- Conference: Southern Intercollegiate Athletic Association
- Record: 5–1–2 (3–1–2 SIAA)
- Head coach: J. W. H. Pollard (2nd season);
- Captain: Emile Hannon
- Home stadium: The Quad Birmingham Fairgrounds Highland Park Monroe Park

= 1907 Alabama Crimson Tide football team =

American college football season

The 1907 Alabama Crimson Tide football team (variously "Alabama", "UA" or "Bama") represented the University of Alabama in the 1907 Southern Intercollegiate Athletic Association football season. It was the Crimson Tide's 15th overall and 12th season as a member of the Southern Intercollegiate Athletic Association (SIAA). The team was led by head coach J. W. H. Pollard, in his second year, and played their home games at the University of Alabama Quad in Tuscaloosa, the Birmingham Fairgrounds in Birmingham, Highland Park in Montgomery and at Monroe Park in Mobile, Alabama. They finished the season with a record of five wins, one loss and two ties (5–1–2 overall, 3–1–2 in the SIAA).

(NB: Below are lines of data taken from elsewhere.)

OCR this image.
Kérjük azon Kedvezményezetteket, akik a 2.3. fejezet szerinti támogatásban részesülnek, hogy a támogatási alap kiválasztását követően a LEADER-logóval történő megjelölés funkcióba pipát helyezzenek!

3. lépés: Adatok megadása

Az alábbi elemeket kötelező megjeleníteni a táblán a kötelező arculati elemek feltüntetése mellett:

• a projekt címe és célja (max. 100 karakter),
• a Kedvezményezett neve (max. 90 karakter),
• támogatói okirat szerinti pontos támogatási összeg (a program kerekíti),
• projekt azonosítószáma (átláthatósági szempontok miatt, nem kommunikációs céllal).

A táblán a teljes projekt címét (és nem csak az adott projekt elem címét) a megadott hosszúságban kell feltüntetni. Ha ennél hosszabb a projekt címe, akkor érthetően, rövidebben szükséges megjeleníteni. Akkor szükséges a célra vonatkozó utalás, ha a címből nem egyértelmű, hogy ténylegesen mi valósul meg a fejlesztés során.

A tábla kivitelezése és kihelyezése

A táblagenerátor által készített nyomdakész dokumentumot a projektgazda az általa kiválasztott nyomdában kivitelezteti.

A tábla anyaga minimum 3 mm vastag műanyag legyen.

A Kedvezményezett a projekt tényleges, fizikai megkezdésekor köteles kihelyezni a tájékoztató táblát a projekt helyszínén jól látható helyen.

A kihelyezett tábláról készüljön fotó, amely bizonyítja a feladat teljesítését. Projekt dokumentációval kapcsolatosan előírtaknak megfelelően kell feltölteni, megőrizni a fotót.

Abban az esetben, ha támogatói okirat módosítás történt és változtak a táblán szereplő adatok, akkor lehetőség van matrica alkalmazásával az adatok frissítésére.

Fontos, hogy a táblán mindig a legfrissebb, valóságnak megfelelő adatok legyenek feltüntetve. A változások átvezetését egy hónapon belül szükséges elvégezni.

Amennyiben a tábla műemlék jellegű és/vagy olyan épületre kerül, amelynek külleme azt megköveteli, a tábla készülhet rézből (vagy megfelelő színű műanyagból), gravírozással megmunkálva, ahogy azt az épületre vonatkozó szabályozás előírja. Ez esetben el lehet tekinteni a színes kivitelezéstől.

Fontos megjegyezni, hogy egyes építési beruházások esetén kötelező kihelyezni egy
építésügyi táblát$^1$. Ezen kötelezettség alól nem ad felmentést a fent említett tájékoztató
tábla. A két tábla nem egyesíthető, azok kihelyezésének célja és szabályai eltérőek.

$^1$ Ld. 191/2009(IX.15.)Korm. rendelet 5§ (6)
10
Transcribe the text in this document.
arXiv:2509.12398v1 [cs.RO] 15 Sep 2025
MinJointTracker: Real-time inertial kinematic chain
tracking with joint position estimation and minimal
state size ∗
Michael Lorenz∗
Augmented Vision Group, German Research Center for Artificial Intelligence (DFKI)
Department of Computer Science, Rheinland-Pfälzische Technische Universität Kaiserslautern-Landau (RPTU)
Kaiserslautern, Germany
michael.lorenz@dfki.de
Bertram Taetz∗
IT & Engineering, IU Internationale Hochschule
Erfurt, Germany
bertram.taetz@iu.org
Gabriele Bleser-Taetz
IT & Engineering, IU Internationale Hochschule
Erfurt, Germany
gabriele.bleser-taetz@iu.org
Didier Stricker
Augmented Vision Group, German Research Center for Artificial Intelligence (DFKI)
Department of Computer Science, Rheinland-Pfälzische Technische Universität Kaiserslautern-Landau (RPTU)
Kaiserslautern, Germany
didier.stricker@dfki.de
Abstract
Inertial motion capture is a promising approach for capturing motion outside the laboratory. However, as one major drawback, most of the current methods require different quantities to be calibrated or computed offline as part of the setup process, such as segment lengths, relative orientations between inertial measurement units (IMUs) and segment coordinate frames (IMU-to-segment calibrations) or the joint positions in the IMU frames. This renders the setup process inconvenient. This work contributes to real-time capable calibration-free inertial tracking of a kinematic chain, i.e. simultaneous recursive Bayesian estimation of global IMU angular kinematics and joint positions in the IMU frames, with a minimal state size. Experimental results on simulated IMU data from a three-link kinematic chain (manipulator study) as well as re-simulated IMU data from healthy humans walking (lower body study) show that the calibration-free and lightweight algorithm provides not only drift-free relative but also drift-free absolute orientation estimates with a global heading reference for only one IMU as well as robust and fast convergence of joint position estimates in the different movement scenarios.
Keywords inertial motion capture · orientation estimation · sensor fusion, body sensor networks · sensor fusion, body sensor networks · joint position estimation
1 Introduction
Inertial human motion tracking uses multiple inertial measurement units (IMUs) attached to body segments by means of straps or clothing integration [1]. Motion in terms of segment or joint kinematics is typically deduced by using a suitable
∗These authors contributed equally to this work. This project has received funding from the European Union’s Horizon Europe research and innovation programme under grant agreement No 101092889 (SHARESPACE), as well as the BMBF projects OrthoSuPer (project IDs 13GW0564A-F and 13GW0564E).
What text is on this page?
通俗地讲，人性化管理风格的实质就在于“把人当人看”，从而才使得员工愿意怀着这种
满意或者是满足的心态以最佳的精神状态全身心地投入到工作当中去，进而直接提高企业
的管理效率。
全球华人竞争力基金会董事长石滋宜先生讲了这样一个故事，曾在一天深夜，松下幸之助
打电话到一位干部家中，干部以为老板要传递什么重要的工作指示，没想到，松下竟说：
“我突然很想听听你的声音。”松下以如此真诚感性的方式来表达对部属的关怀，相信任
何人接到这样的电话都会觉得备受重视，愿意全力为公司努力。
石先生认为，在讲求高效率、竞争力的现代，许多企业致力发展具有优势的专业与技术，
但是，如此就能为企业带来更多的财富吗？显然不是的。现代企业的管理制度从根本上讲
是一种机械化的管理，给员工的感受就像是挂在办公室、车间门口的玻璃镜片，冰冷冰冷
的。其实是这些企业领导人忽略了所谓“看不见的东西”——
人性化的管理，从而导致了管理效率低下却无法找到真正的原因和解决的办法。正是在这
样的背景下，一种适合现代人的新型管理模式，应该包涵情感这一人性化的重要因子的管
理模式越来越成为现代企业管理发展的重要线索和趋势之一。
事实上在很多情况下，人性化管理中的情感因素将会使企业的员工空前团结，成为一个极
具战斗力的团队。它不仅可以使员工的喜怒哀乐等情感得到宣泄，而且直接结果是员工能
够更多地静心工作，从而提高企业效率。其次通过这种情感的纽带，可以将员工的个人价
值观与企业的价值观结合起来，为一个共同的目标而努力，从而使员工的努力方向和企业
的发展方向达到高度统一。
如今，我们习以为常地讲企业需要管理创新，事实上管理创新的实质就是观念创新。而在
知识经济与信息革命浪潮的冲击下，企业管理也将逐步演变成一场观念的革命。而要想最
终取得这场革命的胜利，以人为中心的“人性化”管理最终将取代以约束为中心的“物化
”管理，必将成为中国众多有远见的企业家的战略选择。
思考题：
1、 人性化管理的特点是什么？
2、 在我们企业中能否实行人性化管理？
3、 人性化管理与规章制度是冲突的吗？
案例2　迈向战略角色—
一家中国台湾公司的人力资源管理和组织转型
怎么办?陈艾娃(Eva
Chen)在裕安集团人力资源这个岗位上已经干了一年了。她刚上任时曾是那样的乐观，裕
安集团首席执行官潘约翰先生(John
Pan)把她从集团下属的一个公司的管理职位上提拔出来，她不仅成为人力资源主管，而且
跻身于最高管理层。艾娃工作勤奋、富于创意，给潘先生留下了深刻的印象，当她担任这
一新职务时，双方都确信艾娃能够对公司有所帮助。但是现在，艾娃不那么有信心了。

Alabama played several games of note during the season. Their 54–4 loss to Sewanee is the last time Alabama allowed an opponent to score 50 points in a regulation game until a 52–49 loss to Tennessee on October 15, 2022. (In 2003 Tennessee beat Alabama 51–43 in a game that went five overtimes after being tied 20–20 at the end of regulation.) The victory over LSU at Monroe Park marked the first ever Alabama home game played in Mobile.

==Schedule==

- Scoring note:

| Date | Opponent | Site | Result | Source |
| October 5 | Maryville (TN)* | The Quad; Tuscaloosa, AL; | W 17–0 |  |
| October 12 | vs. Ole Miss | Columbus Fairgrounds; Columbus, MS (rivalry); | W 20–0 |  |
| October 21 | Sewanee | The Quad; Tuscaloosa, AL; | L 4–54 |  |
| October 26 | Georgia | Highland Park; Montgomery, AL (rivalry); | T 0–0 |  |
| November 2 | Centre* | Birmingham Fairgrounds; Birmingham, AL; | W 12–0 |  |
| November 16 | Auburn | Birmingham Fairgrounds; Birmingham, AL (rivalry); | T 6–6 |  |
| November 23 | LSU | Monroe Park; Mobile, AL (rivalry); | W 6–4 |  |
| November 28 | Tennessee | Birmingham Fairgrounds; Birmingham, AL (rivalry); | W 5–0 |  |
*Non-conference game;

==1907 Iron Bowl==
Alabama's 6–6 tie with Auburn was both the only tie in the history of the Iron Bowl and the last meeting between the two teams for forty years. Auburn was a 3 to 1 favorite going into the game, due to their earlier victory over Georgia and the fact that they had lost to Sewanee by only 6 points while Alabama lost to Sewanee by 50. Alabama missed a chance to win when a 15-yard field goal attempt failed.

Speculation as to why the Alabama–Auburn series was discontinued was originally thought to have been done as a safety precaution due violence both on the field and amongst the fans in the 1907 game. Instead, the game was canceled due to a disagreement between the schools on how much per diem to allow players for the trip to Birmingham, how many players each school should bring and where to find officials, and by the time all these matters were resolved, it was too late to play in 1908. For forty years the two teams failed to play each other, even though they were in the same state and members of the same conferences. Finally, pressure from the state legislature resulted in the renewal of the rivalry in 1948.

This game is also believed to be where the University of Alabama got their team name, the Crimson Tide, where a sports editor by the name of Hugh Roberts said The Team played like a "Crimson Tide" noting the fact that the rain had caused the red soil to turn to mud and stain the white jerseys of the Alabama team.